El gremio de alfareros es uno de los habituales a la cita desde 1995. «Gusta mucho al público pero se vende poco, en Asturias hay poca cultura del barro. Si se compra el plato es para colgarlo, mientras que en Andalucía o Castilla es para utilizarlo», cuenta José María García Obaya, coordinador de los catorce artesanos que este año acuden a la cita procedentes de distintos puntos de España, desde Zamora a Granada, pasando por Toledo o Cáceres. García Obaya tomó el relevo hace cuatro años de Jesús Beltrán, que apostó por incluir al gremio en la Feria del Campo hace veintidós años.
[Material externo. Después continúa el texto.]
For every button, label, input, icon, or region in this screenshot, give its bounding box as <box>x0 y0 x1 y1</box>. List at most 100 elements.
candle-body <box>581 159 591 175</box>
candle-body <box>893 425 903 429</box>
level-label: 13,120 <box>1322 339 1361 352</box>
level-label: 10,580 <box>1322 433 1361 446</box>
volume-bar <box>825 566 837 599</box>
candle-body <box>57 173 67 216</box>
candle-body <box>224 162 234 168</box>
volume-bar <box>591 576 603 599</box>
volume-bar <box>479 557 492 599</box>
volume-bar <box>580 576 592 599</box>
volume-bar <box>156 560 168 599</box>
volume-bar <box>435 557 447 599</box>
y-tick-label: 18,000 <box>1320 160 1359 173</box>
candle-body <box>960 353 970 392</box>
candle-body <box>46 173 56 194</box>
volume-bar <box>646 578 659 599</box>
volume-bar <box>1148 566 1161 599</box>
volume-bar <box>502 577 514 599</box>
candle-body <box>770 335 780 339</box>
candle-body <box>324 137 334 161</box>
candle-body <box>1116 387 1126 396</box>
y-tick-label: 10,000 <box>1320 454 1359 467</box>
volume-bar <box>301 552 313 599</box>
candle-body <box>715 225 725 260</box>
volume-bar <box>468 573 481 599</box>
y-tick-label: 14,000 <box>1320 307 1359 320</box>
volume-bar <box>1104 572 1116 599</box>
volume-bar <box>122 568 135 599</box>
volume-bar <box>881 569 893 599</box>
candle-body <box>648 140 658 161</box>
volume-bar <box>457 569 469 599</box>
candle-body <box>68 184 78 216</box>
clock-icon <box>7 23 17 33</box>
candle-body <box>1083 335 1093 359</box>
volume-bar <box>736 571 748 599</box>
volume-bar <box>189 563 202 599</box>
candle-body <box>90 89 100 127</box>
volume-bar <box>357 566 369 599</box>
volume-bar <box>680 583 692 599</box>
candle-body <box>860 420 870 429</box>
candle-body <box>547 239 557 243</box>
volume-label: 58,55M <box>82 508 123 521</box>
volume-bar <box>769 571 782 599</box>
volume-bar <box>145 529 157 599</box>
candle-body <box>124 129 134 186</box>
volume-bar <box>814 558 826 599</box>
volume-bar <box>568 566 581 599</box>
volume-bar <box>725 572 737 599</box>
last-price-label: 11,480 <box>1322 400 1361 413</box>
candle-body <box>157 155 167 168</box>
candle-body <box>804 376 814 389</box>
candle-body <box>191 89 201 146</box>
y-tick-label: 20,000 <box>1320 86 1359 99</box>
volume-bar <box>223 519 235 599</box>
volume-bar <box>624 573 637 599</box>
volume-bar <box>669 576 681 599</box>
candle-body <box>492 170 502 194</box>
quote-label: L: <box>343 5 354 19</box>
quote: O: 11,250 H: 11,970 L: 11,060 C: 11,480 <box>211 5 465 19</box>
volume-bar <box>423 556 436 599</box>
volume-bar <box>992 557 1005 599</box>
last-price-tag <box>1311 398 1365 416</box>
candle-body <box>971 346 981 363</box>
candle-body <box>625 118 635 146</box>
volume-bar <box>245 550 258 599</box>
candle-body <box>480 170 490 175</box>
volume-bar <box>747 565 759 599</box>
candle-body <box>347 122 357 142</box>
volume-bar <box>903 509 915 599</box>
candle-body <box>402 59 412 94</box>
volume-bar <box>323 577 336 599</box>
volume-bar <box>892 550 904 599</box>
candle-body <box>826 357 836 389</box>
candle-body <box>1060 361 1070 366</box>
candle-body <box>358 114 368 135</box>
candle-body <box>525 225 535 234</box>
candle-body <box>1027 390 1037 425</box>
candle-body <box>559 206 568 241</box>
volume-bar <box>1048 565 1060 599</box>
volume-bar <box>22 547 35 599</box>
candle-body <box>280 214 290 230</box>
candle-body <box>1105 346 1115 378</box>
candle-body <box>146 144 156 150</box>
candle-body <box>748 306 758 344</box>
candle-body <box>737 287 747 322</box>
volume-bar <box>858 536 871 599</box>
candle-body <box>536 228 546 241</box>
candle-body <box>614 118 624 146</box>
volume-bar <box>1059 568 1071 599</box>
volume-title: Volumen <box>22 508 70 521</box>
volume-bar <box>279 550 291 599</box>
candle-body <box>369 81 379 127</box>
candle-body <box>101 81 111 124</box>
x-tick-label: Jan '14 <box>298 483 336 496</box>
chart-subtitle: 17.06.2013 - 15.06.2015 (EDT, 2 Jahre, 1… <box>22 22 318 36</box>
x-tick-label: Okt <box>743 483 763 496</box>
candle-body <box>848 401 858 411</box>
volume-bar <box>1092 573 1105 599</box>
Con los conocimientos que aportan el haber atesorado una colección de 412 cántaros y el respaldo de José Manuel Naharro, García Obaya mantiene girando el torno de alfarero y repasando la historia del oficio en Agropec. «Antes se hacían piezas para utilizar, como los cántaros, pero al dejar de usarse desaparecieron los alfareros y con ellos parte de nuestra cultura», lamenta Naharro, distribuidor en ferias de toda España e hijo orgulloso de Salvatierra de los Barros, Badajoz, «un pueblo de alfareros donde todavía quedan quince productores». Solo Naharro y José 'Tito' Martínez pueden presumir de haber acudido junto al gremio desde su desembarco en la feria. Reconocido por sus creaciones recubiertas en tonos verdes, este artesano de Úbeda afirma que «si volviese a nacer volvería a hacer lo mismo, acariciar el barro». El entusiasmo por su trabajo es compartido por los catorce alfareros a pesar de las dificultades del mercado. «Hay que adaptarse a los tiempos, hay personas que se interesan por la historia de la pieza, ellos son los que tiran de las ventas y ese perfil va en aumento», indica Emilio Casares, de Granada. En la muestra están también presentes la alfarería Hijos de Jesús Rodríguez, de Llamas del Mouro, con su característica cerámica negra, y la de la Borna, que desde Lugones ha recuperado este año el oficio.